If you’re in the middle of NEET PG counselling and staring at “MD/DNB Anesthesia” on your screen, it’s very normal to hesitate.
- Is it a good branch?
- Is MD better than DNB? What about DA?
- What can I do after anesthesia—critical care, abroad, freelancing?
This blog takes you through anesthesia as a career—from the day you join residency to the day you retire, including critical care as a subspecialty. Think of it as the honest senior you wish you had on call right now.
1. MD vs DNB vs DA – Does the Degree Really Matter?
Once you get your NEET PG rank and decide on anesthesia, these are your main academic options:
- MD Anesthesia
- DNB Anesthesia
- DA (Diploma in Anesthesia) – now gradually being phased out in many places
The first doubt everyone has:
“If I don’t do MD, will it ruin my career?”
In anesthesia, your skill depends far more on exposure than on the letters after your name.
What actually matters?
Wherever you train—MD or DNB—check:
- Patient inflow:
Busy hospital, full OT lists, emergency load. - Variety of surgeries:
- General surgery
- Ortho
- Obs-Gyn
- Uro, Onco, etc.
- Super-speciality OTs:
- Neurosurgery
- Cardiac
- Pediatric
- Robotic surgery, etc.
If you’re regularly doing spinals, epidurals, blocks (landmark & ultrasound-guided), intubations, managing sick patients and complex OT lists, you’ll come out confident—whether it was MD or DNB.
Many DNB residents from high-volume corporate or big city hospitals are often more hands-on than MD residents from smaller places with low caseload. So don’t worship the degree; evaluate the institute and workload.
Where does DA fit in?
DA is a diploma, and in most branches, diplomas are being phased out. If you’re forced to choose DA because you’re not getting MD/DNB:
- Prefer DA + Secondary DNB
→ This combination is considered equivalent to MD in the job market. - DA alone will restrict you in the long run, especially for corporate jobs or teaching posts.
Bond vs No Bond
This changes state-wise and institute-wise, but broadly:
- MD (Government colleges): Usually has a PG bond (often 1–2 years, varies by state).

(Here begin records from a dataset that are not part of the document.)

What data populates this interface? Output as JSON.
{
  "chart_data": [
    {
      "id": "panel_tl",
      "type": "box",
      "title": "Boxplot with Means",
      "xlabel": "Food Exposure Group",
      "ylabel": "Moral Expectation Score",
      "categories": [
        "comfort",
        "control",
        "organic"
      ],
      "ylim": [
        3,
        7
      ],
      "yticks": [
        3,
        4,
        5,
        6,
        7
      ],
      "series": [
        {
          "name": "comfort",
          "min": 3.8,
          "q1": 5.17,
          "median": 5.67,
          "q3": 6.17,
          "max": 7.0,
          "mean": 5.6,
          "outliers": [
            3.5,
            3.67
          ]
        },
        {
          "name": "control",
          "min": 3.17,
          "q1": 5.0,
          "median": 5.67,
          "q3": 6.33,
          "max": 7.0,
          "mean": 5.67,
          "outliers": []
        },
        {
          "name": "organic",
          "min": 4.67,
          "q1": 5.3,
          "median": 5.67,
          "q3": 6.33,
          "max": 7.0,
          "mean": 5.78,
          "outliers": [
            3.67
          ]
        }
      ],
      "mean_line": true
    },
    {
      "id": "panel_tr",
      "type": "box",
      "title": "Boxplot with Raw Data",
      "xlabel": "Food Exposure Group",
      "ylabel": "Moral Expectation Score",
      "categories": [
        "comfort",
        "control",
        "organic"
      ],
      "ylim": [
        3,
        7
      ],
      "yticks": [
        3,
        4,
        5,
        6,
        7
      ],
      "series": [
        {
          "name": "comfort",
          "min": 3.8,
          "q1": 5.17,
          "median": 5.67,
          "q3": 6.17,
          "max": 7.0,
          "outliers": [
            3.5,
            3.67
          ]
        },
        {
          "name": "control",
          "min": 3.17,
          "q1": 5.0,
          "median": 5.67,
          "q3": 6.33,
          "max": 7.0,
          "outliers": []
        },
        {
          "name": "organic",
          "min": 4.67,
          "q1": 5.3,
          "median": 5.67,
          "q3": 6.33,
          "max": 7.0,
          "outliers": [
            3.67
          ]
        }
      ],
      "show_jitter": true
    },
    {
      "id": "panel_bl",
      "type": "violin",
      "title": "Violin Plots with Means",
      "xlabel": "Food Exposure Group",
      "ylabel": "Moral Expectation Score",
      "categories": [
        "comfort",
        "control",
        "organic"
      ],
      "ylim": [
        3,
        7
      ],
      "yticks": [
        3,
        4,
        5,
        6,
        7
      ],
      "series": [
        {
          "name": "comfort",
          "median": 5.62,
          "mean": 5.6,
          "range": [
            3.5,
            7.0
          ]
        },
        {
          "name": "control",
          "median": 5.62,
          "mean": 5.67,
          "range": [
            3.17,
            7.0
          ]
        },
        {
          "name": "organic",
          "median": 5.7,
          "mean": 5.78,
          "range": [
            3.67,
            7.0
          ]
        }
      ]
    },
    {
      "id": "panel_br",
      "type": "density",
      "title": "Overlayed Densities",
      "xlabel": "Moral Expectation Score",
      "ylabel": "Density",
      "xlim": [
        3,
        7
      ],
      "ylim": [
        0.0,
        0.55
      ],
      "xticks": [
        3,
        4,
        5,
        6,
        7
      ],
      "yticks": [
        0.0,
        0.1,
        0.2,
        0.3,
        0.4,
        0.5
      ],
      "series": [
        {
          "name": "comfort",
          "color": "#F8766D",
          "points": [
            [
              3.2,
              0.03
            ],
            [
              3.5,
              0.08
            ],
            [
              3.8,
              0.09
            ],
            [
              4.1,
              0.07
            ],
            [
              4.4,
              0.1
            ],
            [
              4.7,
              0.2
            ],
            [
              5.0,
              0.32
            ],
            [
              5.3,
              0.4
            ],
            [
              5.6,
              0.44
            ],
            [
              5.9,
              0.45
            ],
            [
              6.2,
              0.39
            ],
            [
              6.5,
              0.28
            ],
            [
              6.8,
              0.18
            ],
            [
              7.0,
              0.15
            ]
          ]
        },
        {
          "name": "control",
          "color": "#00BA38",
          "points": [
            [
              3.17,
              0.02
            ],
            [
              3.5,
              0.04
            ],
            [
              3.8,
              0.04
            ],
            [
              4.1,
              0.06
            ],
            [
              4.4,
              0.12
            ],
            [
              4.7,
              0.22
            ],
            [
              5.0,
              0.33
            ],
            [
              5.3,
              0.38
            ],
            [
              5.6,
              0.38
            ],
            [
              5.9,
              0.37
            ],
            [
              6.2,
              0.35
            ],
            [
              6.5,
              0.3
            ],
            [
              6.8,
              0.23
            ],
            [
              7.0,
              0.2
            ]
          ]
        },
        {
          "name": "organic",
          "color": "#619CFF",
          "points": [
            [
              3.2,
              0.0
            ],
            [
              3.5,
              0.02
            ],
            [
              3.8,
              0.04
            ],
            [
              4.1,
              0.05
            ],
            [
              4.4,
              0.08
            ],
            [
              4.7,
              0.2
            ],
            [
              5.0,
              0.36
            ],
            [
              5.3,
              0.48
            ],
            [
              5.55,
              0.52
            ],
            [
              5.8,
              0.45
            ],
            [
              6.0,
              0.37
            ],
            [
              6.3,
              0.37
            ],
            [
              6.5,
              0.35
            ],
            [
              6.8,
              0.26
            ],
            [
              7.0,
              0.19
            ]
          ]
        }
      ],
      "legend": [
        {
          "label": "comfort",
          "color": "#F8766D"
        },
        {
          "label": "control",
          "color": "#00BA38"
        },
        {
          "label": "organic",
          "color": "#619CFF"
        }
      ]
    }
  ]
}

- DNB (Private/Corporate hospitals): Often no bond, which is a big plus—you can move on to SRship or private jobs earlier.
- DA: Usually comes with a state-defined bond. Secondary DNB typically does not have a bond.
After Residency: What Are Your Career Options?
Once you finish MD/DNB (and bond, if any), you stand at a huge crossroads. Some options:
1. Complete Your Bond
If you have a bond in a government hospital:
- You now work with more responsibility, more independence, and more complex cases.
- It’s a good phase to mature as an independent anesthetist.
2. SRship (Senior Residency)
If you don’t have a bond (often with DNB), a Senior Resident (SR) job is highly recommended.
Strategic tip:
Choose an SRship in a hospital that fills the gaps of your residency.
Example:
- If your residency was heavy on GA and onco cases, but weak in regional anesthesia and ortho →
Choose an SRship where you’ll get:- Spinals, epidurals, nerve blocks
- Peripheral blocks, regional techniques
You can genuinely “patch” your weaknesses in SRship.
3. Freelancing
You can also jump straight into freelancing:
- Buy basic equipment (laryngoscopes, tubes, drugs, etc.)
- Network with surgeons and smaller centres
- Start getting calls for elective and emergency cases
Your degree (MD/DNB) is enough to start; your skills and reliability determine how much work you get.
Is Anesthesia the Right Branch for You?
Choose anesthesia if:
- You love physiology, pharmacology, and acute care
- You’re okay being the quiet backbone rather than the poster face
- You stay reasonably calm in crises
- You value flexibility, a decent income, and the ability to adjust work around your life
- You’re okay with some nights, emergencies, and high-pressure moments
- You like the idea of multiple future pathways:
- OT practice
- Freelancing
- Critical care
- Pain
- Onco, neuro, cardiac, pediatric, and obstetric anesthesia
- India or abroad
I you are thinking of choosing anestheisa for superspeciality, don’t let myths scare you away. It’s a powerful, versatile branch with solid career security, flexible lifestyles, and deeply satisfying clinical work—even if you’re not always the one getting selfies and flowers from patients.